Jobless Claims Unexpectedly Rise to 388,000

The number of U.S. workers filing applications for jobless benefits rebounded last week, though numbers so far this month have been distorted by technical factors.

Initial jobless claims--which are a measure of layoffs--were up by 46,000 to a seasonally adjusted 388,000 in the week ended Oct. 13, the Labor Department said Thursday. Economists surveyed by Dow Jones Newswires had forecast 365,000 new applications for jobless benefits last week.

In the previous week, jobless claims dropped by 27,000 because of an unexpected shift in seasonal reporting by one state. That state--California--reported fewer claims than expected, which accounted for the large decrease. There were nearly 5,000 fewer layoffs in the service and retail industries in California for the week ended Oct. 6, according to the Labor Department report.

The Labor Department sets seasonal factors well in advance based on historical trends but that can skew numbers when state-level reporting doesn't match those established patterns.

"These types of things happen several times a year," a Labor Department official said Thursday. "It tends to be temporary."

Raw figures show claims typically drop toward the end of the quarter and spike at the start of the next quarter. A worker may decide to wait to file until the end of the quarter in an effort to boost his weekly check because the amount is based on a rolling average of income before the layoff. As a result, there can be a bulk of claims that are not processed until the turn of the quarter.

Claims for the prior week were revised up to 342,000 from an initially reported 339,000.

The four-week moving average of claims--which smoothes out volatile weekly data--rose by 750 to 365,500.

The U.S. labor market has been slow to recover since the recession, with steady but unspectacular job growth and high unemployment.

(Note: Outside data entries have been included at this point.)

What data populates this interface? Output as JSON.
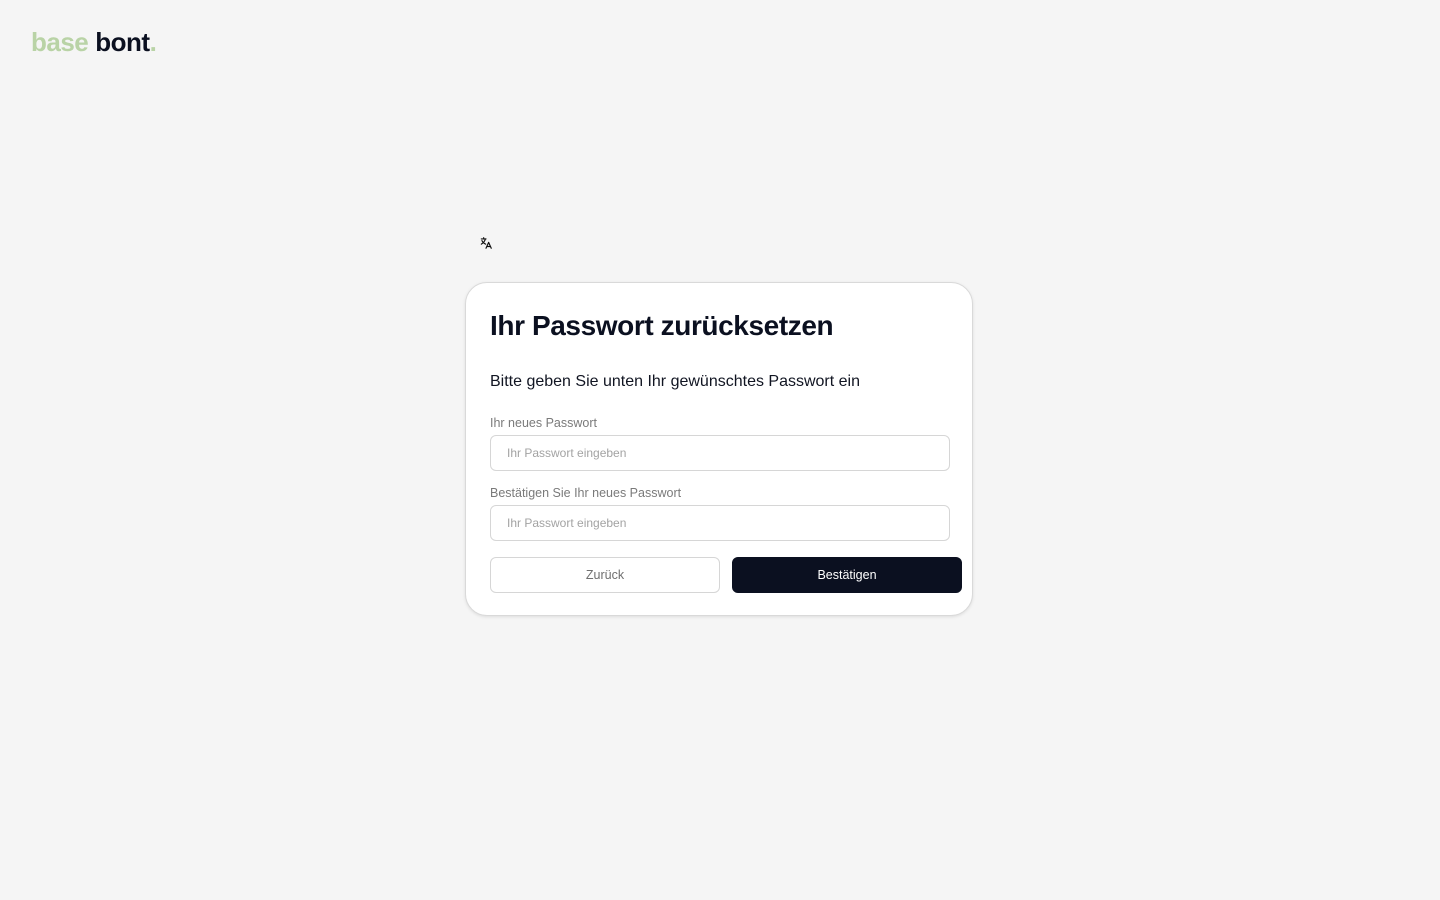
{
  "brand": {
    "part1": "base",
    "part2": "bont",
    "dot": ".",
    "accent_color": "#b9d3a6",
    "dark_color": "#0b1020"
  },
  "language_switcher": {
    "icon": "translate-icon"
  },
  "reset_card": {
    "title": "Ihr Passwort zurücksetzen",
    "subtitle": "Bitte geben Sie unten Ihr gewünschtes Passwort ein",
    "new_password": {
      "label": "Ihr neues Passwort",
      "placeholder": "Ihr Passwort eingeben",
      "value": ""
    },
    "confirm_password": {
      "label": "Bestätigen Sie Ihr neues Passwort",
      "placeholder": "Ihr Passwort eingeben",
      "value": ""
    },
    "back_button": "Zurück",
    "confirm_button": "Bestätigen"
  }
}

The unemployment rate dropped to 7.8% in September, the lowest level since President Barack Obama took office in January 2009 but still well above figures from previous decades.

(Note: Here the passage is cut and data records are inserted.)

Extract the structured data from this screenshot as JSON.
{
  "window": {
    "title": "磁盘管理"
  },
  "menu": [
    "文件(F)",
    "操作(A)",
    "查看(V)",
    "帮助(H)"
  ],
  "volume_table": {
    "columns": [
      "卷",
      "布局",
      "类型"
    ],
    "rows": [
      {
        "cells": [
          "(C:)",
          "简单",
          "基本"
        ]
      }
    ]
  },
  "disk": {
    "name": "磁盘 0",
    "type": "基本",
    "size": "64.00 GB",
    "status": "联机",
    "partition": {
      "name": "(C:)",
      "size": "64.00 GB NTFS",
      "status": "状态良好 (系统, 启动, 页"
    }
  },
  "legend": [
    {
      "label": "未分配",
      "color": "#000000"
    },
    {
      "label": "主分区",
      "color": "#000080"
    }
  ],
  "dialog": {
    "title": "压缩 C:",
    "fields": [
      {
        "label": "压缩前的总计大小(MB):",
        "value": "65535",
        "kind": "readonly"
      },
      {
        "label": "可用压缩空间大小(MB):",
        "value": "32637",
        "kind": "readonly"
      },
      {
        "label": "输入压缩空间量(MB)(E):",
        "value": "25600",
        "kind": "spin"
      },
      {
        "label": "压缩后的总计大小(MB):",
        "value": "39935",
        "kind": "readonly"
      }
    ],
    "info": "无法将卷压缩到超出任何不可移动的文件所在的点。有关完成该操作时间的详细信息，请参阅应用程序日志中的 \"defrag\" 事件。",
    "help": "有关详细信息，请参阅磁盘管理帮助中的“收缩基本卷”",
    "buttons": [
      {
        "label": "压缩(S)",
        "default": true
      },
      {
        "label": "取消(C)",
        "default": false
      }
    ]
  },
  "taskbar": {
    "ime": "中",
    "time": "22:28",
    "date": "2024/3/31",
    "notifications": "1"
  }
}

Thursday's jobless claims data showed the number of continuing unemployment benefit claims--those drawn by workers for more than a week--dropped by 29,000 to 3,252,000 in the week ended Oct. 6. Continuing claims are reported with a one-week lag.

The number of workers requesting unemployment insurance was equivalent to 2.5% of employed workers paying into the system in the week ended Oct. 6. That is the first time the rate has dropped below 2.6% since mid-March.